If this is the first time you use something from the tablefunc module, you may need to install it to your database by running CREATE EXTENSION tablefunc;

create table sales(year int, month int, qty int);
insert into sales values(2007, 1, 1000);
insert into sales values(2007, 2, 1500);
insert into sales values(2007, 7, 500);
insert into sales values(2007, 11, 1500);
insert into sales values(2007, 12, 2000);
insert into sales values(2008, 1, 1000);

select * from crosstab(
'select year, month, qty from sales order by 1',
'select m from generate_series(1,12) m'
) as (
year int,
"Jan" int,
"Feb" int,
"Mar" int,
"Apr" int,
"May" int,
"Jun" int,
"Jul" int,
"Aug" int,
"Sep" int,
"Oct" int,
"Nov" int,
"Dec" int
);

Full-Text Search


Full-text search enables the user to search text columns with parts of the column value, not the exact value like in regular queries.



  • LIKE and ILIKE : LIKE and ILIKE (case-insensitive LIKE) are the simplest forms of text search. LIKE compares column values against a given pattern string. The % and _ characters are wildcards. % matches any number of any characters, and _ matches exactly one character.

    • SELECT title FROM movies WHERE title ILIKE 'stardust%';

      • will return movies with titles like : “Stardust” or “Stardust Memories”

  • Regex : You could write the WHERE part of your queries against text columns in regular expressions. A regular expression match is led by the ~ operator, with the
    optional ! (meaning, not matching) and * (meaning case insensitive). So, to count all movies that do not begin with the, the following case-insensitive query will work. The characters inside the string are the regular expression.

    • SELECT COUNT(*) FROM movies WHERE title !~* '^the.*';

  • Bride of Levenshtein : Levenshtein is a string comparison algorithm that compares how similar two strings are by how many steps are required to change one string into another. Each replaced, missing, or added character counts as a step (Changes in case cost a point too). The distance is the total number of steps away. levenshtein() function is provided by the fuzzystrmatch contrib package.The following query return 3 because we need to replace 2 characters and and add 1 character to make bat into fads.

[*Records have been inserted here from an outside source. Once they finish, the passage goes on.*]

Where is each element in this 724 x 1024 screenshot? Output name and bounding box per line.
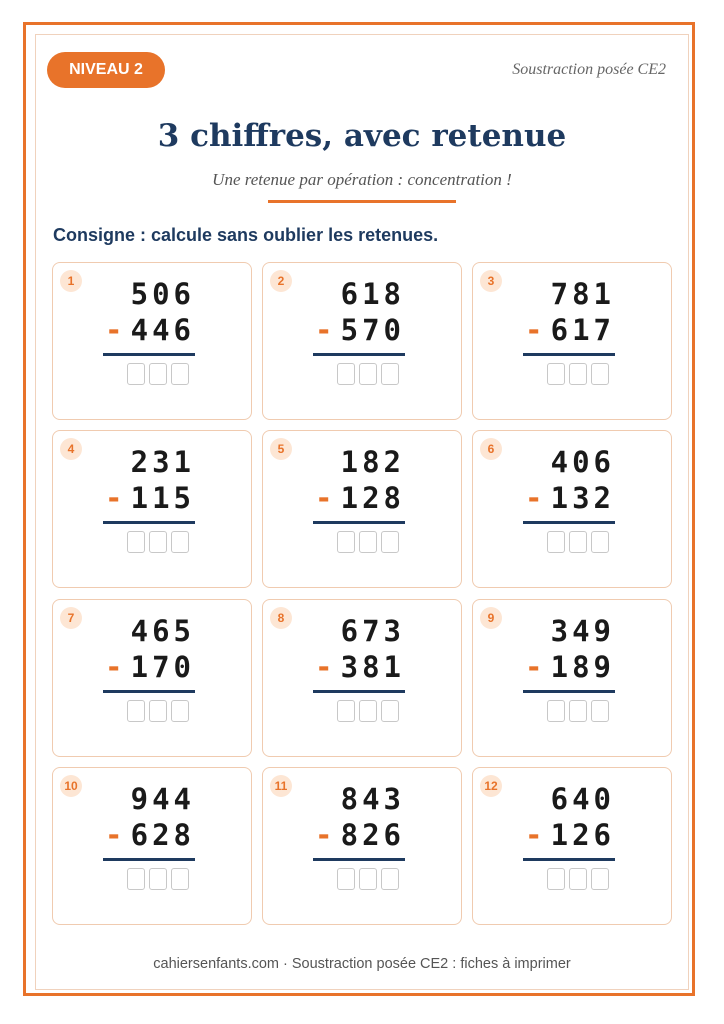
answer-digit-box[interactable]	[569, 531, 587, 553]
result-line	[523, 521, 615, 524]
minuend: 944	[130, 782, 195, 816]
level-badge: NIVEAU 2	[47, 52, 165, 88]
answer-digit-box[interactable]	[337, 363, 355, 385]
answer-digit-box[interactable]	[127, 700, 145, 722]
answer-digit-box[interactable]	[381, 868, 399, 890]
answer-digit-box[interactable]	[547, 868, 565, 890]
minuend: 781	[550, 277, 615, 311]
answer-digit-box[interactable]	[171, 868, 189, 890]
result-line	[103, 521, 195, 524]
answer-digit-box[interactable]	[171, 531, 189, 553]
result-line	[523, 858, 615, 861]
subtrahend: 170	[130, 650, 195, 684]
result-line	[313, 353, 405, 356]
answer-digit-box[interactable]	[149, 700, 167, 722]
answer-digit-box[interactable]	[149, 531, 167, 553]
answer-digit-box[interactable]	[337, 868, 355, 890]
answer-digit-box[interactable]	[591, 868, 609, 890]
minuend: 618	[340, 277, 405, 311]
answer-digit-box[interactable]	[359, 363, 377, 385]
exercise-number: 8	[270, 607, 292, 629]
footer-text: cahiersenfants.com · Soustraction posée CE2 : fiches à imprimer	[153, 956, 571, 972]
answer-digit-box[interactable]	[591, 531, 609, 553]
minus-sign: -	[315, 650, 333, 684]
minus-sign: -	[105, 313, 123, 347]
minuend: 673	[340, 614, 405, 648]
minuend: 640	[550, 782, 615, 816]
minuend: 231	[130, 445, 195, 479]
result-line	[103, 858, 195, 861]
answer-digit-box[interactable]	[171, 700, 189, 722]
exercise-number: 12	[480, 775, 502, 797]
result-line	[313, 690, 405, 693]
exercise-number: 11	[270, 775, 292, 797]
subtrahend: 115	[130, 481, 195, 515]
subtrahend: 126	[550, 818, 615, 852]
exercise-number: 7	[60, 607, 82, 629]
answer-digit-box[interactable]	[569, 700, 587, 722]
answer-digit-box[interactable]	[127, 531, 145, 553]
minuend: 843	[340, 782, 405, 816]
answer-digit-box[interactable]	[127, 363, 145, 385]
minus-sign: -	[525, 481, 543, 515]
exercise-number: 9	[480, 607, 502, 629]
exercise-card	[472, 767, 672, 925]
result-line	[313, 521, 405, 524]
minus-sign: -	[525, 650, 543, 684]
exercise-card	[472, 599, 672, 757]
answer-digit-box[interactable]	[149, 868, 167, 890]
answer-digit-box[interactable]	[149, 363, 167, 385]
exercise-card	[262, 599, 462, 757]
minus-sign: -	[105, 481, 123, 515]
subtrahend: 132	[550, 481, 615, 515]
page-title: 3 chiffres, avec retenue	[157, 118, 567, 154]
exercise-number: 3	[480, 270, 502, 292]
minus-sign: -	[315, 818, 333, 852]
exercise-card	[262, 430, 462, 588]
answer-digit-box[interactable]	[569, 363, 587, 385]
minus-sign: -	[525, 818, 543, 852]
subtrahend: 189	[550, 650, 615, 684]
subtrahend: 381	[340, 650, 405, 684]
answer-digit-box[interactable]	[171, 363, 189, 385]
exercise-number: 4	[60, 438, 82, 460]
answer-digit-box[interactable]	[359, 531, 377, 553]
instruction-text: Consigne : calcule sans oublier les retenues.	[53, 225, 439, 245]
answer-digit-box[interactable]	[591, 363, 609, 385]
result-line	[313, 858, 405, 861]
result-line	[103, 353, 195, 356]
exercise-card	[262, 767, 462, 925]
exercise-card	[52, 767, 252, 925]
subtrahend: 628	[130, 818, 195, 852]
subtrahend: 826	[340, 818, 405, 852]
minus-sign: -	[105, 650, 123, 684]
subtrahend: 128	[340, 481, 405, 515]
answer-digit-box[interactable]	[127, 868, 145, 890]
answer-digit-box[interactable]	[337, 531, 355, 553]
subtrahend: 446	[130, 313, 195, 347]
exercise-card	[472, 430, 672, 588]
exercise-card	[52, 430, 252, 588]
subtrahend: 570	[340, 313, 405, 347]
exercise-number: 6	[480, 438, 502, 460]
answer-digit-box[interactable]	[381, 531, 399, 553]
minus-sign: -	[525, 313, 543, 347]
exercise-card	[472, 262, 672, 420]
result-line	[103, 690, 195, 693]
subject-label: Soustraction posée CE2	[512, 61, 666, 78]
answer-digit-box[interactable]	[547, 363, 565, 385]
answer-digit-box[interactable]	[547, 531, 565, 553]
minuend: 349	[550, 614, 615, 648]
answer-digit-box[interactable]	[381, 363, 399, 385]
page-subtitle: Une retenue par opération : concentration !	[212, 170, 512, 189]
exercise-number: 1	[60, 270, 82, 292]
exercise-card	[52, 262, 252, 420]
exercise-number: 2	[270, 270, 292, 292]
result-line	[523, 353, 615, 356]
minus-sign: -	[315, 313, 333, 347]
exercise-card	[52, 599, 252, 757]
subtrahend: 617	[550, 313, 615, 347]
answer-digit-box[interactable]	[381, 700, 399, 722]
exercise-number: 5	[270, 438, 292, 460]
answer-digit-box[interactable]	[337, 700, 355, 722]
exercise-card	[262, 262, 462, 420]
exercise-number: 10	[60, 775, 82, 797]
answer-digit-box[interactable]	[359, 868, 377, 890]
minus-sign: -	[315, 481, 333, 515]
minus-sign: -	[105, 818, 123, 852]
answer-digit-box[interactable]	[569, 868, 587, 890]
minuend: 406	[550, 445, 615, 479]
answer-digit-box[interactable]	[591, 700, 609, 722]
answer-digit-box[interactable]	[359, 700, 377, 722]
minuend: 506	[130, 277, 195, 311]
answer-digit-box[interactable]	[547, 700, 565, 722]
minuend: 182	[340, 445, 405, 479]
result-line	[523, 690, 615, 693]
minuend: 465	[130, 614, 195, 648]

    • SELECT levenshtein('bat', 'fads');

  • Trigram :  A trigram is a group of three consecutive characters taken from a string. The pg_trgm contrib module breaks a string into as many trigrams as it can. Finding a matching string is as simple as counting the number of matching trigrams. The strings with the most matches are the most similar. It’s useful for doing a search where you’re OK with either slight misspellings or even minor words missing. The longer the string, the more trigrams and the more likely a match.

    • SELECT show_trgm('Avatar');  -- returns {" a"," av","ar ",ata,ava,tar,vat}

  • PostgreSQL have more natural language processing capabilities (TSVector and TSQuery) and even can search by word phonetics (metaphone)
  • You could combine text search function in many interesting ways like the following query that “Get me names that sound the most like Robi n Williams, in order.”

    • SELECT * FROM actors
      WHERE metaphone(name,8) % metaphone('Robin Williams',8)
      ORDER BY levenshtein(lower('Robin Williams'), lower(name));

 


In this post we introduced PostgreSQL, a popular open source RDBMS. In future posts we will introduce more DBMSs.